Bedreigde dieren en planten redden via leefgebieden
• 27-09-2005
• leestijd 2 minuten
De tijd van ellenlange procedures om een vleermuisnest uit de schoorsteen te mogen verwijderen, lijkt ten einde te lopen. Bivakkeert het dier buiten zijn leefgebied, dan zal het eenvoudiger worden een ontheffing te krijgen. Binnen zijn leefgebied krijgt de vleermuis alle bescherming die hij nodig heeft.
Verstoring van beschermde dieren en planten, waar ze ook zitten, mag nu alleen met toestemming van de overheid. Want iedere Noordse woelmuis is er één, zo is het beleid. Een verdwaald exemplaar of een nauwelijks vatbare kolonie kan volgens deze regels een boel overhoop halen. In Nederland zijn er voorbeelden te over: het bedrijventerrein dat strandt op de korenwolf, de zandhagedis die de bouw van een recreatiepark verhindert.
Dit beleid stuit in de praktijk niet alleen op problemen, maar boekt ook ,,onvoldoende'' resultaten, schreef minister Veerman (Landbouw) maandag in een brief aan de Tweede Kamer. De specifieke bescherming van een aantal aangewezen dieren en planten heeft er zelfs toe geleid dat ,,meer soorten in de gevarenzone'' zitten.
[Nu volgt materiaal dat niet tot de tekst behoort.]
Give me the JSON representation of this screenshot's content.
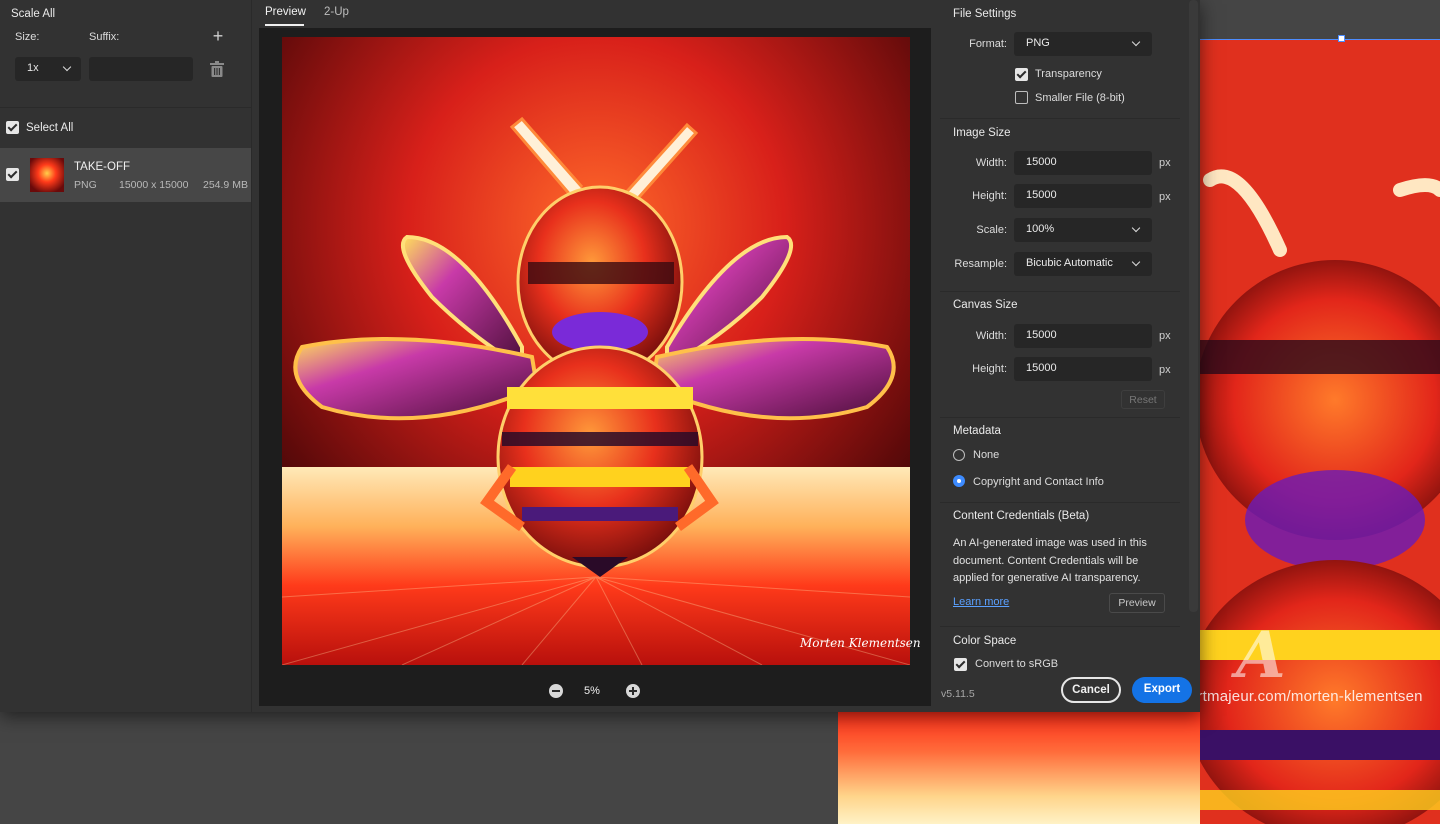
{
  "left": {
    "scale_header": "Scale All",
    "size_label": "Size:",
    "suffix_label": "Suffix:",
    "scale_value": "1x",
    "suffix_value": "",
    "select_all": "Select All",
    "asset": {
      "name": "TAKE-OFF",
      "format": "PNG",
      "dimensions": "15000 x 15000",
      "size": "254.9 MB"
    }
  },
  "center": {
    "tabs": [
      "Preview",
      "2-Up"
    ],
    "zoom": "5%",
    "signature": "Morten Klementsen"
  },
  "right": {
    "file_settings": {
      "title": "File Settings",
      "format_label": "Format:",
      "format_value": "PNG",
      "transparency": "Transparency",
      "smaller_file": "Smaller File (8-bit)"
    },
    "image_size": {
      "title": "Image Size",
      "width_label": "Width:",
      "width": "15000",
      "height_label": "Height:",
      "height": "15000",
      "scale_label": "Scale:",
      "scale": "100%",
      "resample_label": "Resample:",
      "resample": "Bicubic Automatic",
      "unit": "px"
    },
    "canvas_size": {
      "title": "Canvas Size",
      "width_label": "Width:",
      "width": "15000",
      "height_label": "Height:",
      "height": "15000",
      "unit": "px",
      "reset": "Reset"
    },
    "metadata": {
      "title": "Metadata",
      "none": "None",
      "copyright": "Copyright and Contact Info"
    },
    "content_credentials": {
      "title": "Content Credentials (Beta)",
      "text": "An AI-generated image was used in this document. Content Credentials will be applied for generative AI transparency.",
      "learn_more": "Learn more",
      "preview": "Preview"
    },
    "color_space": {
      "title": "Color Space",
      "convert": "Convert to sRGB"
    }
  },
  "footer": {
    "version": "v5.11.5",
    "cancel": "Cancel",
    "export": "Export"
  },
  "watermark": "©Artmajeur.com/morten-klementsen",
  "colors": {
    "accent": "#1473e6",
    "panel": "#323232",
    "field": "#262626"
  }
}
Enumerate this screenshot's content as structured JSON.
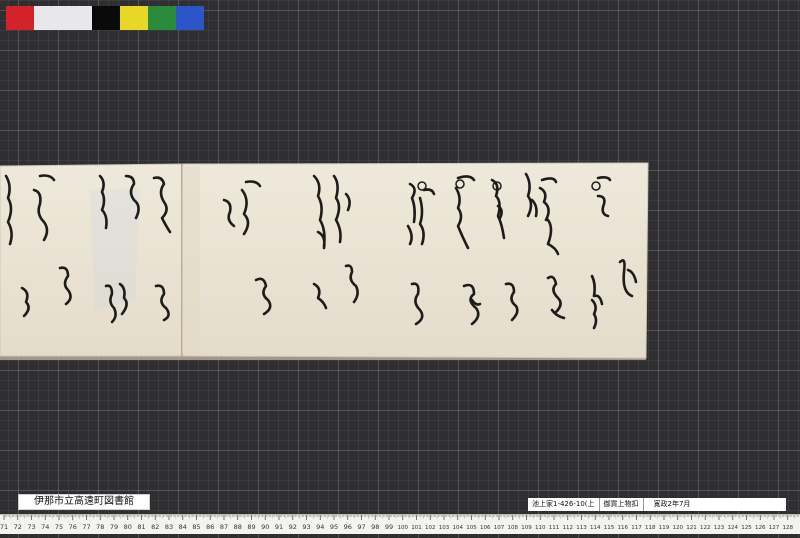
{
  "color_chart": [
    "#d3222a",
    "#e8e8ec",
    "#0a0a0a",
    "#e9d728",
    "#2a8b3a",
    "#2c55c8"
  ],
  "library_label": "伊那市立高遠町図書館",
  "catalog": {
    "call_number": "池上家1-426-10(上",
    "title": "御買上物扣",
    "date": "寛政2年7月"
  },
  "ruler": {
    "labels": [
      "71",
      "72",
      "73",
      "74",
      "75",
      "76",
      "77",
      "78",
      "79",
      "80",
      "81",
      "82",
      "83",
      "84",
      "85",
      "86",
      "87",
      "88",
      "89",
      "90",
      "91",
      "92",
      "93",
      "94",
      "95",
      "96",
      "97",
      "98",
      "99",
      "100",
      "101",
      "102",
      "103",
      "104",
      "105",
      "106",
      "107",
      "108",
      "109",
      "110",
      "111",
      "112",
      "113",
      "114",
      "115",
      "116",
      "117",
      "118",
      "119",
      "120",
      "121",
      "122",
      "123",
      "124",
      "125",
      "126",
      "127",
      "128"
    ]
  }
}
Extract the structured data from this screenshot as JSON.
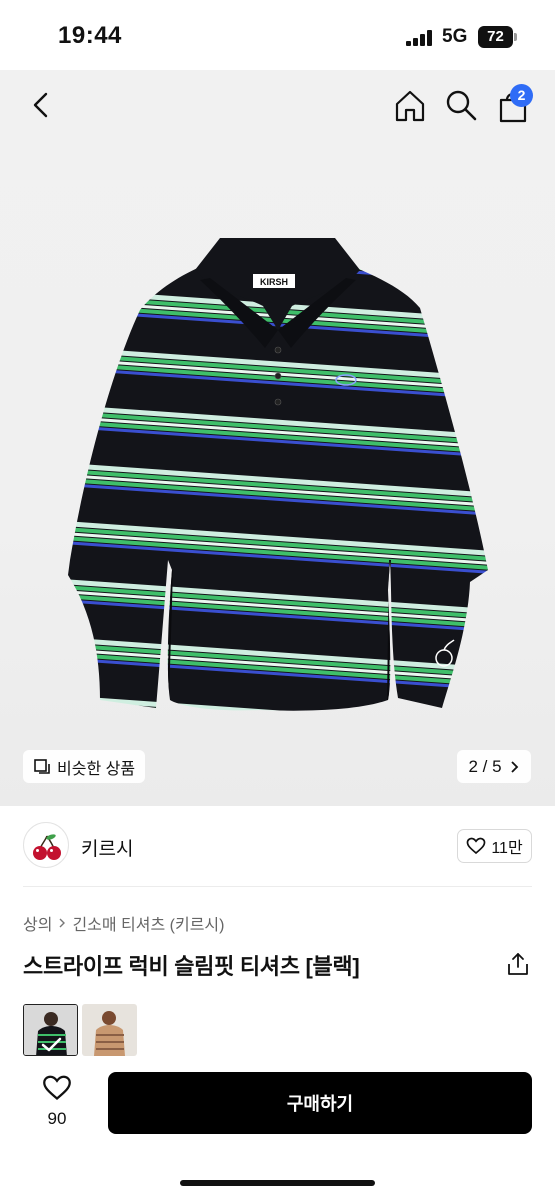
{
  "status_bar": {
    "time": "19:44",
    "network": "5G",
    "battery": "72"
  },
  "nav": {
    "cart_count": "2"
  },
  "gallery": {
    "similar_label": "비슷한 상품",
    "page": "2 / 5"
  },
  "brand": {
    "name": "키르시",
    "likes": "11만"
  },
  "product": {
    "breadcrumb": [
      "상의",
      "긴소매 티셔츠 (키르시)"
    ],
    "title": "스트라이프 럭비 슬림핏 티셔츠 [블랙]",
    "garment_logo": "KIRSH"
  },
  "bottom_bar": {
    "wish_count": "90",
    "buy_label": "구매하기"
  },
  "colors": {
    "accent_badge": "#2f6cf6",
    "buy_button": "#000000",
    "stripe_green": "#3fbf6a",
    "stripe_blue": "#3a4fd0",
    "stripe_mint": "#cfeee0",
    "shirt_black": "#131419"
  }
}
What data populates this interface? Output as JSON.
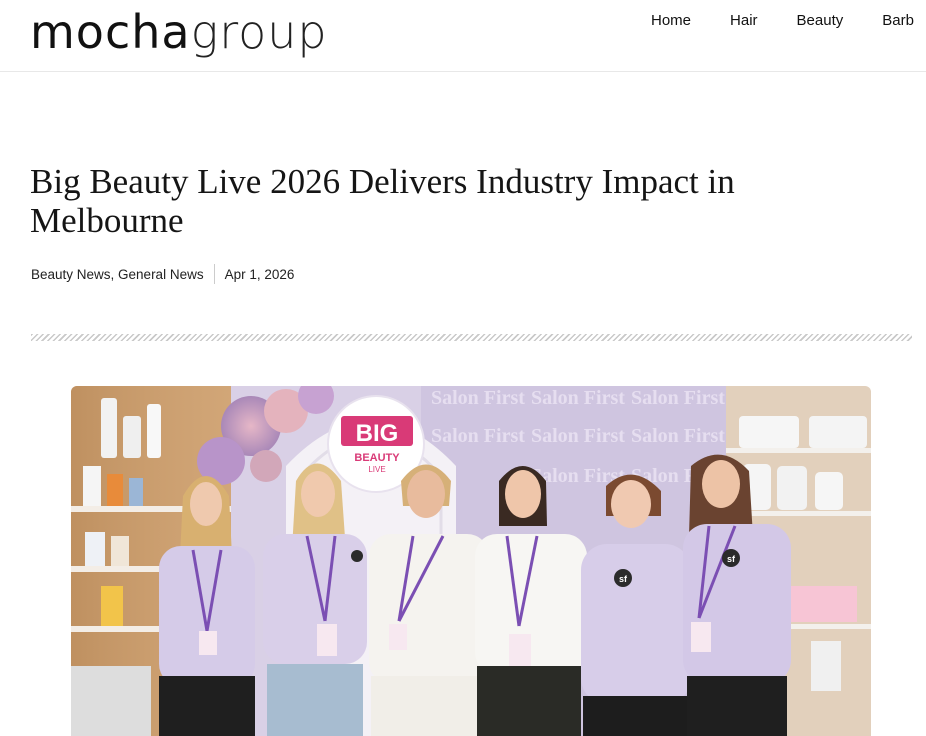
{
  "header": {
    "logo_bold": "mocha",
    "logo_light": "group",
    "nav": [
      {
        "label": "Home"
      },
      {
        "label": "Hair"
      },
      {
        "label": "Beauty"
      },
      {
        "label": "Barb"
      }
    ]
  },
  "article": {
    "title": "Big Beauty Live 2026 Delivers Industry Impact in Melbourne",
    "categories": "Beauty News, General News",
    "date": "Apr 1, 2026"
  },
  "hero": {
    "sign_big": "BIG",
    "sign_sub1": "BEAUTY",
    "sign_sub2": "LIVE",
    "backdrop_text": "Salon First",
    "shirt_logo": "sf"
  }
}
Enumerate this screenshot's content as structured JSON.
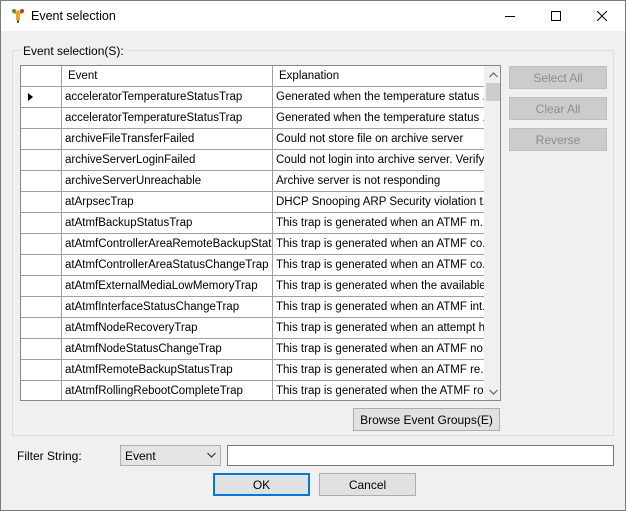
{
  "window": {
    "title": "Event selection",
    "controls": {
      "minimize": "minimize",
      "maximize": "maximize",
      "close": "close"
    }
  },
  "group": {
    "label": "Event selection(S):"
  },
  "grid": {
    "columns": {
      "event": "Event",
      "explanation": "Explanation"
    },
    "rows": [
      {
        "event": "acceleratorTemperatureStatusTrap",
        "explanation": "Generated when the temperature status ...",
        "current": true
      },
      {
        "event": "acceleratorTemperatureStatusTrap",
        "explanation": "Generated when the temperature status ..."
      },
      {
        "event": "archiveFileTransferFailed",
        "explanation": "Could not store file on archive server"
      },
      {
        "event": "archiveServerLoginFailed",
        "explanation": "Could not login into archive server. Verify..."
      },
      {
        "event": "archiveServerUnreachable",
        "explanation": "Archive server is not responding"
      },
      {
        "event": "atArpsecTrap",
        "explanation": "DHCP Snooping ARP Security violation t..."
      },
      {
        "event": "atAtmfBackupStatusTrap",
        "explanation": "This trap is generated when an ATMF m..."
      },
      {
        "event": "atAtmfControllerAreaRemoteBackupStat...",
        "explanation": "This trap is generated when an ATMF co..."
      },
      {
        "event": "atAtmfControllerAreaStatusChangeTrap",
        "explanation": "This trap is generated when an ATMF co..."
      },
      {
        "event": "atAtmfExternalMediaLowMemoryTrap",
        "explanation": "This trap is generated when the available..."
      },
      {
        "event": "atAtmfInterfaceStatusChangeTrap",
        "explanation": "This trap is generated when an ATMF int..."
      },
      {
        "event": "atAtmfNodeRecoveryTrap",
        "explanation": "This trap is generated when an attempt h..."
      },
      {
        "event": "atAtmfNodeStatusChangeTrap",
        "explanation": "This trap is generated when an ATMF no..."
      },
      {
        "event": "atAtmfRemoteBackupStatusTrap",
        "explanation": "This trap is generated when an ATMF re..."
      },
      {
        "event": "atAtmfRollingRebootCompleteTrap",
        "explanation": "This trap is generated when the ATMF ro..."
      }
    ]
  },
  "side_buttons": {
    "select_all": "Select All",
    "clear_all": "Clear All",
    "reverse": "Reverse"
  },
  "browse_button": "Browse Event Groups(E)",
  "filter": {
    "label": "Filter String:",
    "type_value": "Event",
    "text_value": ""
  },
  "footer": {
    "ok": "OK",
    "cancel": "Cancel"
  },
  "colors": {
    "accent": "#0078d7",
    "disabled_text": "#8d8d8d"
  },
  "icons": [
    "app-icon",
    "minimize-icon",
    "maximize-icon",
    "close-icon",
    "current-row-arrow-icon",
    "scroll-up-icon",
    "scroll-down-icon",
    "chevron-down-icon"
  ]
}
In Europees verband is afgesproken dat het verlies aan soorten per 2010 tot stilstand moet zijn gebracht. Nederland streeft er verder naar dat de planten- en diersoorten die in 1982 hier groeiden en leefden, in 2020 sterk genoeg zijn voor een gegarandeerd voortbestaan.
Veerman wil dat bereiken via de zogenoemde 'leefgebiedenaanpak'. Daarbij wordt niet één bepaalde soort koste wat het kost in de watten gelegd, maar wordt gebied zo ingericht dat bijvoorbeeld de roerdomp én andere moerasvogels zich er thuisvoelen.
Om de driehonderd meest bedreigde soorten op deze manier op weg te helpen, worden volgens directeur Natuur S. Raaphorst van het ministerie van Landbouw tien verschillende leefgebieden ontwikkeld: heuvelland, kustgebied, droge zandgronden, natte heide en hoogveen, beekdalen, moerassen, grote wateren, agrarisch landschap, rivierenlandschap en 'urbane natuur'.
In deze gebieden zijn de soorten, waaronder volgens Raaphorst veel vlinders en orchideeën, beschermd tegen de economische ontwikkelingen als nieuwe bedrijventerreinen of woonwijken. Omdat de populaties van een planten- of diersoort in deze leefgebieden sterk genoeg zullen zijn om te overleven, hoeven ze erbuiten minder strikt beschermd te worden.
De vleermuis in de schoorsteen mag eerder verstoord worden, omdat verwijdering van dit ene nest het voortbestaan van de soort in Nederland niet bedreigt. Voor de soorten zal dit beter uitpakken en voor het bedrijfsleven schept het een hoop duidelijkheid, meent Raaphorst.
Het ministerie werkt nu aan een kaart met de leefgebieden, die een landelijke dekking zullen hebben. Voor een belangrijk deel zullen de gebieden binnen het Nederlandse natuurnetwerk, de Ecologische Hoofdstructuur (EHS), en de Nationale Landschappen vallen. Maar voor een goede bescherming van de bedreigde soorten zal extra plaats moeten worden gemaakt volgens Raaphorst. Eenderde van Nederland zal straks op de een of andere manier onder natuurbeschermingsregels vallen, zo is de verwachting.